I wish that I’d met John Murray. Instead, I have a copy of his commonplace book, the jottings of a lifetime captured by an inquisitive magpie of a publisher. A feast of quotes, observations and snippets, it amounts to the most fabulous Loobrary book ever.
In amongst the gems, one shines particularly for anyone engaged in the the business of coming up with ideas. It’s the record of an exchange between two doctors in Vienna. Factually, absolutely correct.
The first doctor: “About the termination of pregnancy – I want your opinion. The father was syphilitic. The mother tuberculous. Of the children born, the first was blind, the second died, the third was deaf and dumb, the fourth was tuberculous. What would you have done?”
The second doctor: “I would have ended the next pregnancy.”
The first doctor: “Then you would have murdered Beethoven.”

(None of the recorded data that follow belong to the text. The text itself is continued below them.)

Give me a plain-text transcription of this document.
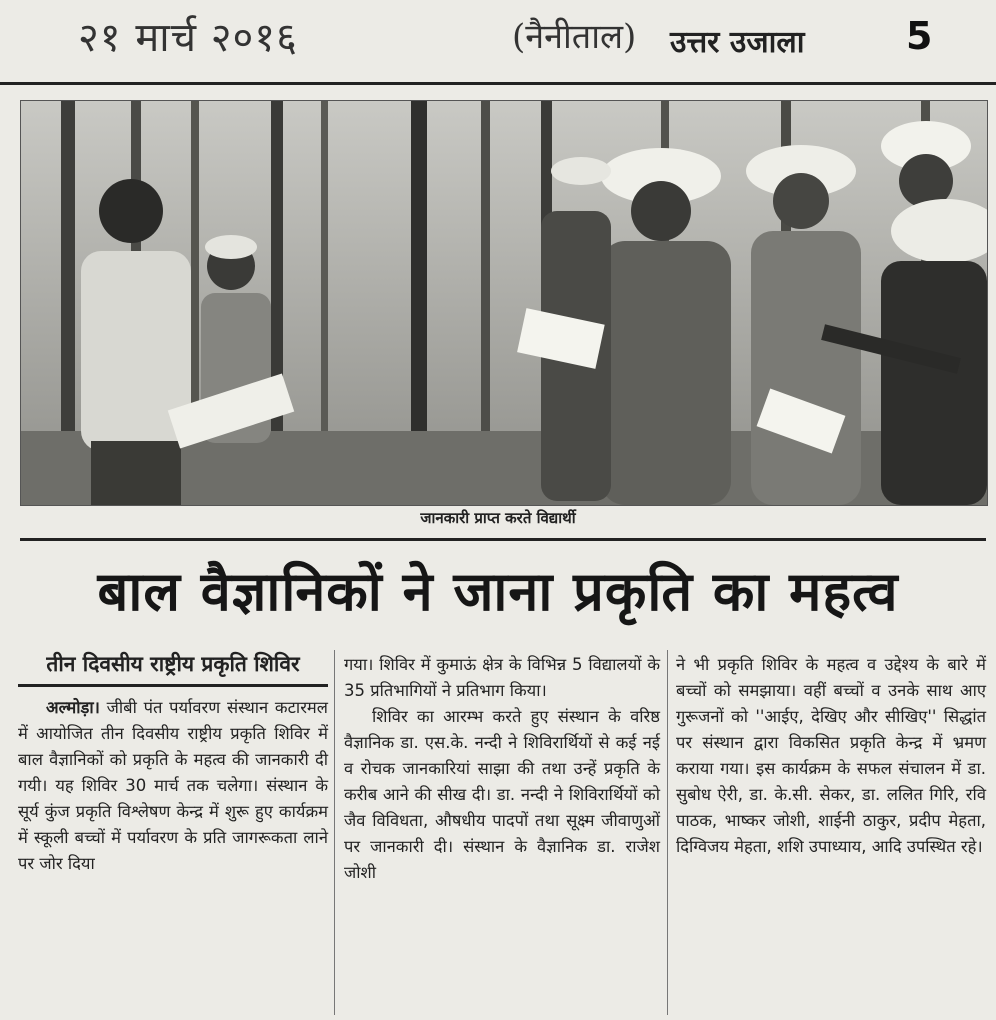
२१ मार्च २०१६	(नैनीताल) उत्तर उजाला	5
जानकारी प्राप्त करते विद्यार्थी
बाल वैज्ञानिकों ने जाना प्रकृति का महत्व
तीन दिवसीय राष्ट्रीय प्रकृति शिविर

अल्मोड़ा। जीबी पंत पर्यावरण संस्थान कटारमल में आयोजित तीन दिवसीय राष्ट्रीय प्रकृति शिविर में बाल वैज्ञानिकों को प्रकृति के महत्व की जानकारी दी गयी। यह शिविर 30 मार्च तक चलेगा। संस्थान के सूर्य कुंज प्रकृति विश्लेषण केन्द्र में शुरू हुए कार्यक्रम में स्कूली बच्चों में पर्यावरण के प्रति जागरूकता लाने पर जोर दिया

गया। शिविर में कुमाऊं क्षेत्र के विभिन्न 5 विद्यालयों के 35 प्रतिभागियों ने प्रतिभाग किया।

शिविर का आरम्भ करते हुए संस्थान के वरिष्ठ वैज्ञानिक डा. एस.के. नन्दी ने शिविरार्थियों से कई नई व रोचक जानकारियां साझा की तथा उन्हें प्रकृति के करीब आने की सीख दी। डा. नन्दी ने शिविरार्थियों को जैव विविधता, औषधीय पादपों तथा सूक्ष्म जीवाणुओं पर जानकारी दी। संस्थान के वैज्ञानिक डा. राजेश जोशी

ने भी प्रकृति शिविर के महत्व व उद्देश्य के बारे में बच्चों को समझाया। वहीं बच्चों व उनके साथ आए गुरूजनों को ''आईए, देखिए और सीखिए'' सिद्धांत पर संस्थान द्वारा विकसित प्रकृति केन्द्र में भ्रमण कराया गया। इस कार्यक्रम के सफल संचालन में डा. सुबोध ऐरी, डा. के.सी. सेकर, डा. ललित गिरि, रवि पाठक, भाष्कर जोशी, शाईनी ठाकुर, प्रदीप मेहता, दिग्विजय मेहता, शशि उपाध्याय, आदि उपस्थित रहे।
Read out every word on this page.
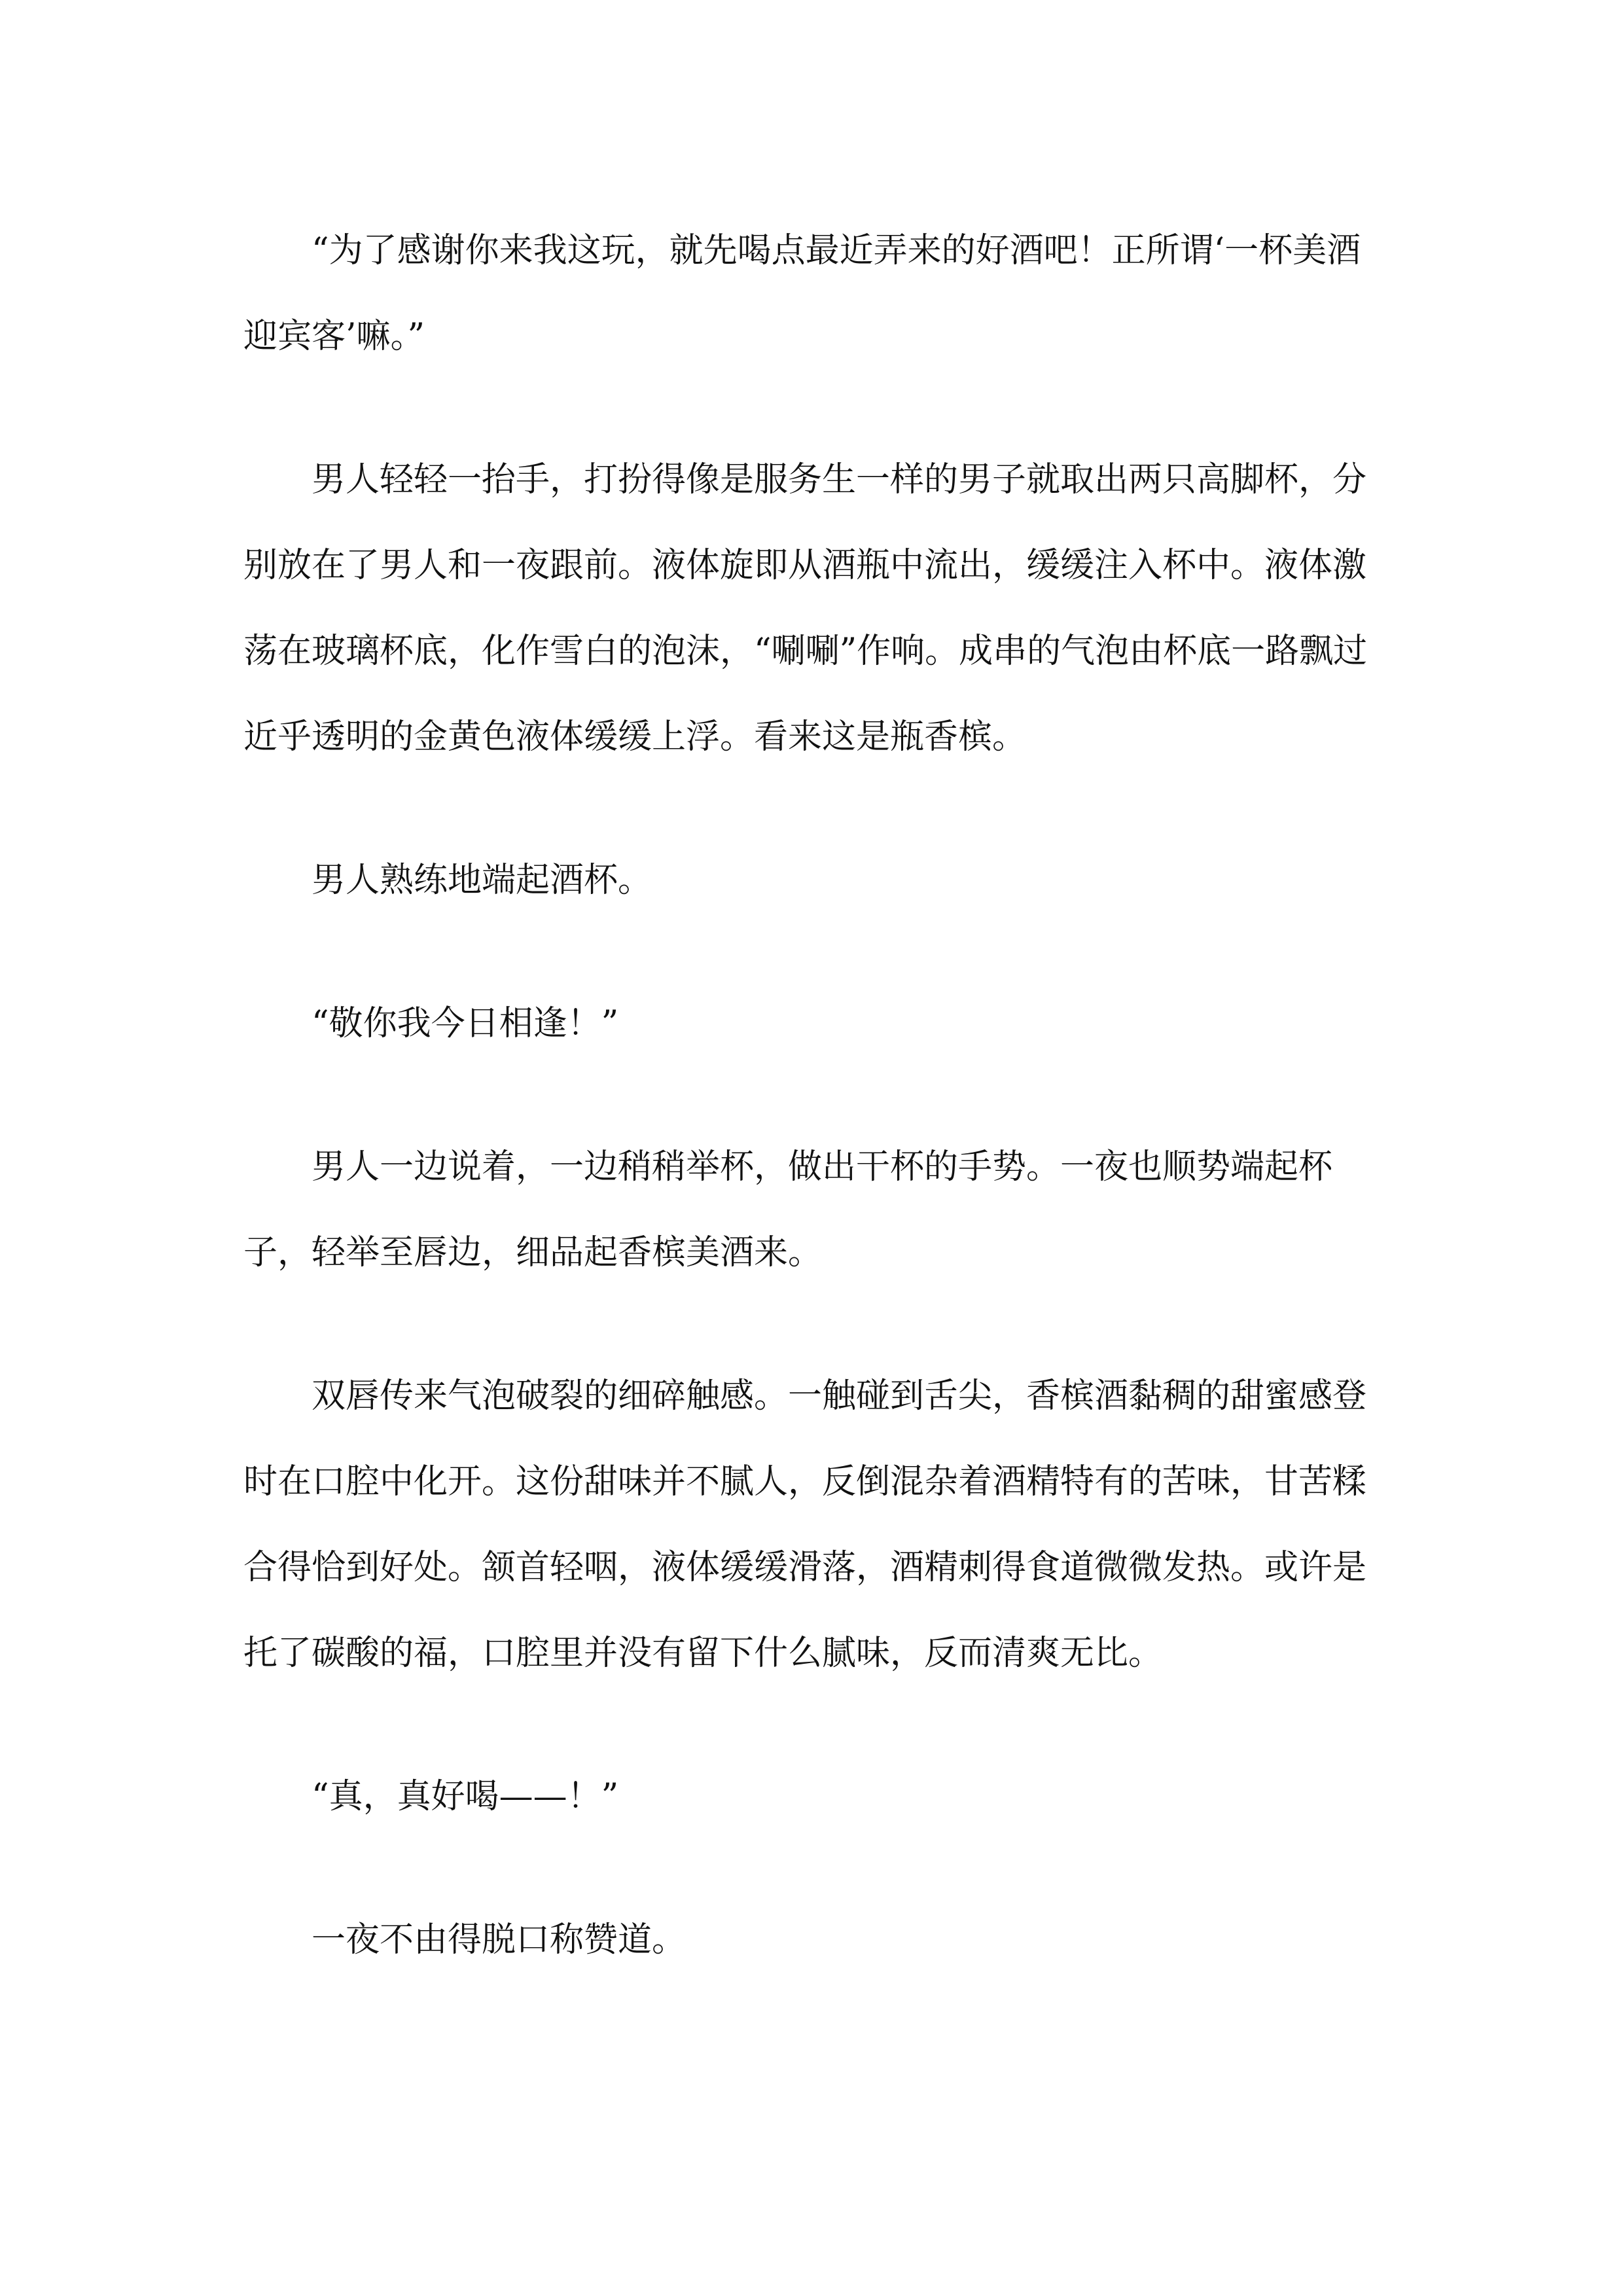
“为了感谢你来我这玩，就先喝点最近弄来的好酒吧！正所谓‘一杯美酒迎宾客’嘛。”

男人轻轻一抬手，打扮得像是服务生一样的男子就取出两只高脚杯，分别放在了男人和一夜跟前。液体旋即从酒瓶中流出，缓缓注入杯中。液体激荡在玻璃杯底，化作雪白的泡沫，“唰唰”作响。成串的气泡由杯底一路飘过近乎透明的金黄色液体缓缓上浮。看来这是瓶香槟。

男人熟练地端起酒杯。

“敬你我今日相逢！”

男人一边说着，一边稍稍举杯，做出干杯的手势。一夜也顺势端起杯子，轻举至唇边，细品起香槟美酒来。

双唇传来气泡破裂的细碎触感。一触碰到舌尖，香槟酒黏稠的甜蜜感登时在口腔中化开。这份甜味并不腻人，反倒混杂着酒精特有的苦味，甘苦糅合得恰到好处。颔首轻咽，液体缓缓滑落，酒精刺得食道微微发热。或许是托了碳酸的福，口腔里并没有留下什么腻味，反而清爽无比。

“真，真好喝——！”

一夜不由得脱口称赞道。
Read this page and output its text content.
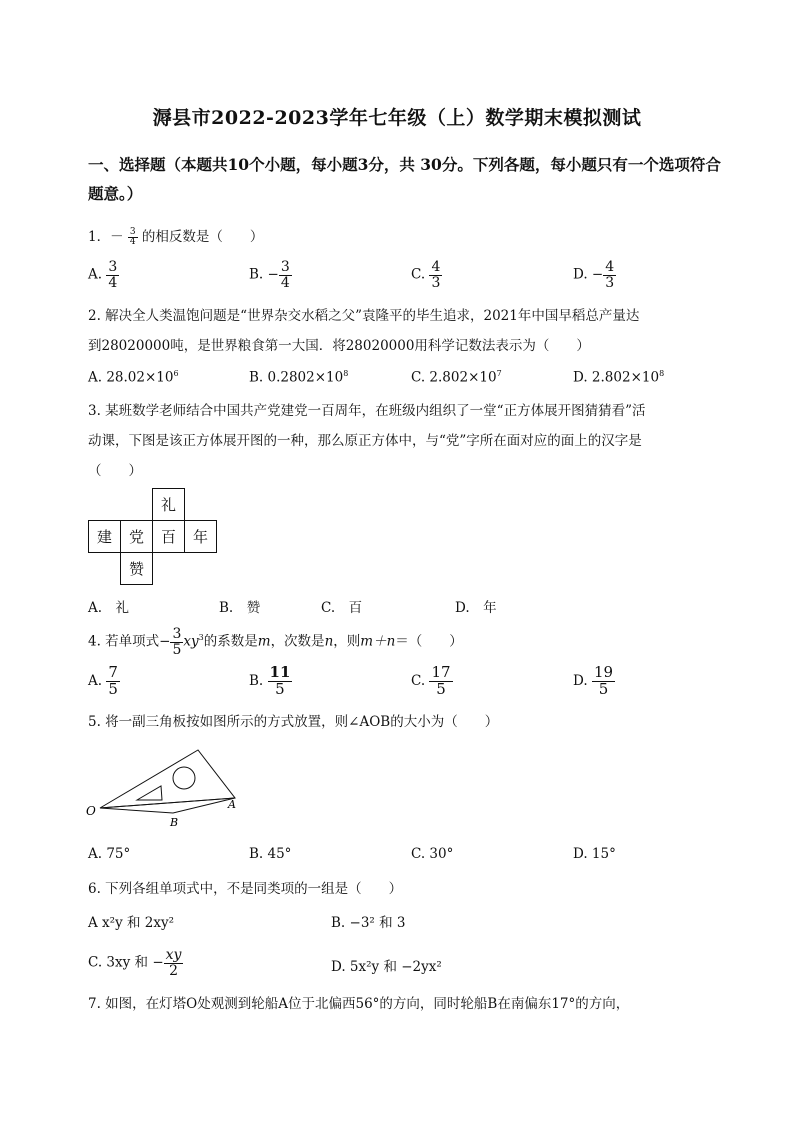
溽县市2022-2023学年七年级（上）数学期末模拟测试
一、选择题（本题共10个小题，每小题3分，共 30分。下列各题，每小题只有一个选项符合题意。）
1．－ $\frac{3}{4}$ 的相反数是（　　）
A. $\frac{3}{4}$	B. − $\frac{3}{4}$	C. $\frac{4}{3}$	D. − $\frac{4}{3}$
2. 解决全人类温饱问题是“世界杂交水稻之父”袁隆平的毕生追求，2021年中国早稻总产量达
到28020000吨，是世界粮食第一大国．将28020000用科学记数法表示为（　　）
A. $28.02\times 10^6$	B. $0.2802\times 10^8$	C. $2.802\times 10^7$	D. $2.802\times 10^8$
3. 某班数学老师结合中国共产党建党一百周年，在班级内组织了一堂“正方体展开图猜猜看”活
动课，下图是该正方体展开图的一种，那么原正方体中，与“党”字所在面对应的面上的汉字是
（　　）
礼
建	党	百	年
赞
A.　礼	B.　赞	C.　百	D.　年
4. 若单项式− $\frac{3}{5} xy^3$的系数是m，次数是n，则m＋n＝（　　）
A. $\frac{7}{5}$	B. $\frac{11}{5}$	C. $\frac{17}{5}$	D. $\frac{19}{5}$
5. 将一副三角板按如图所示的方式放置，则∠AOB的大小为（　　）
O	A
B
A. 75°	B. 45°	C. 30°	D. 15°
6. 下列各组单项式中，不是同类项的一组是（　　）
A x²y 和 2xy²	B. −3² 和 3
C. 3xy 和 − $\frac{xy}{2}$	D. 5x²y 和 −2yx²
7. 如图，在灯塔O处观测到轮船A位于北偏西56°的方向，同时轮船B在南偏东17°的方向，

The easiest thing in the world to kill is an idea. Especially if all the precedents are less than positive. Yet, with extraordinary frequency, so many great successes are born against a background of previous failure.
True, precious few advertising ideas amount to ‘a Beethoven’, but thousands of murders happen in agencies every day. Creative directors kill the offspring of whirring minds in droves. The business wouldn’t function if they didn’t. The question that hovers, perennially, over this slaughter, is whether it is the right ideas that survive. Countless bitter pints have been sunk in pubs by creative people whose work never made it out of the abattoir of their bosses’ office earlier that day.
I’ve personally killed off hundreds, probably thousands, of ideas.
I can’t say with any conviction that I have always spotted brilliance, separated it out and breathed life into its early form. I’d be lying. It takes true genius to identify the real winners at the start line. And, like great composers, genius remains a commodity in desperately short supply.